2. The distributed hybrid vertical takeoff and landing aircraft according to claim 1, characterized in that: the machine body is in streamline design, the upper surface is flat, and the lower surface is smaller than other parts of the machine body in thickness at the tail part of the machine body and is provided with a reverse recess.

3. The distributed hybrid vertical takeoff and landing aircraft according to claim 1, characterized in that: the internal Duan Jiyi has a length of 6.9m, an aspect ratio of 3.8, a root tip ratio of 1 and a sweepback angle of 0 degrees.

4. A distributed hybrid vertical takeoff and landing aircraft according to claim 1 or 3, characterized in that: the flap is a retreating slotted flap, and the deflection angle is 0-90 degrees.

5. The distributed hybrid vertical takeoff and landing aircraft according to claim 1, characterized in that: the outer section wing has a span length of 14.4m, an aspect ratio of 8, a root tip ratio of 1.25 and a sweepback angle of 30 degrees.

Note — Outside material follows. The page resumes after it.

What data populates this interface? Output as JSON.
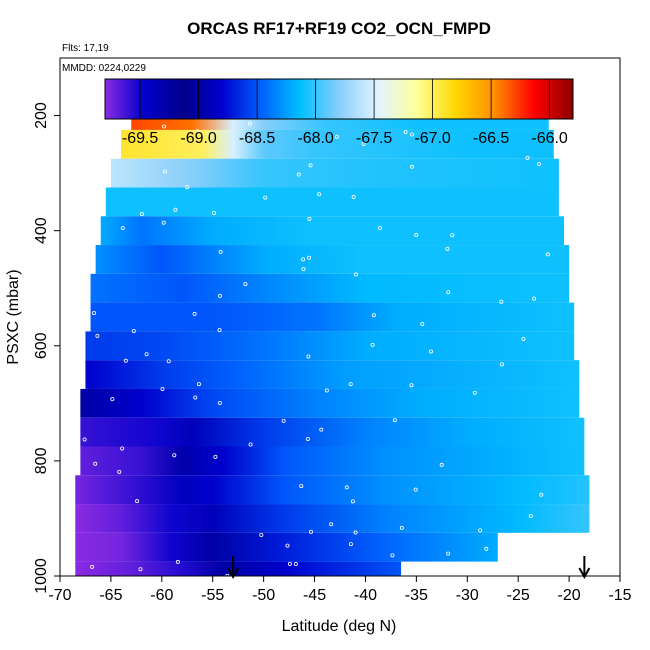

6. The distributed hybrid vertical takeoff and landing aircraft according to claim 1, characterized in that: the duck wing span is 7m long, the aspect ratio is 7-9.5, the root tip ratio is 1-1.67, the sweepback angle is 10-40 degrees, the long-distance coupling duck type layout is adopted, the actuation mode of the duck wing is a full-motion duck wing, and the deflection angle of the duck wing is 0-90 degrees.

7. The distributed hybrid vertical takeoff and landing aircraft according to claim 1, characterized in that: the power system adopts fuel oil and storage battery serial hybrid power, and the generator is arranged in the wing connection nacelle.

8. A method of controlling vertical take-off and landing of a distributed hybrid vertical take-off and landing aircraft according to claim 1, comprising the steps of:

1) When the aircraft takes off and land vertically, the duck wings and the duck wing duct fans arranged on the duck wings deflect to 90 degrees together, and the wing flaps deflect to 90 degrees vertically to the aircraft body; the wing ducted fans deflect jet flow downwards by using deflected wing flaps to generate jet flow lift force, and meanwhile, the jet flow speed on the upper surface of the wing is accelerated by the retreating flaps so as to generate additional lift force;

9. The vertical take-off and landing control method for a distributed hybrid vertical take-off and landing aircraft of claim 8, wherein: in the vertical take-off and landing process, performing pitching attitude control on the aircraft through the change of the thrust of the duck wing ducted fans, performing rolling attitude control on the aircraft through the difference of the thrust of the left and right ducted fans, and performing yaw attitude control on the aircraft through the left and right differential deflection of the duck wings and the flaps; and 2) in the horizontal flight cruising process, the aileron deflects to control the attitude of rolling of the aircraft, the duck wing deflects to control the attitude of pitching of the aircraft, and the left and right ducted fan thrust difference controls the attitude of yawing of the aircraft.

10. The vertical take-off and landing control method for a distributed hybrid vertical take-off and landing aircraft of claim 8, wherein: in the step 1) of the vertical take-off and landing process, the generator is powered by a battery to provide power support for the take-off and landing stage, and in the step 2) of the horizontal flight cruising process, the generator adopts fuel power to drive the ducted fan and is powered by the battery.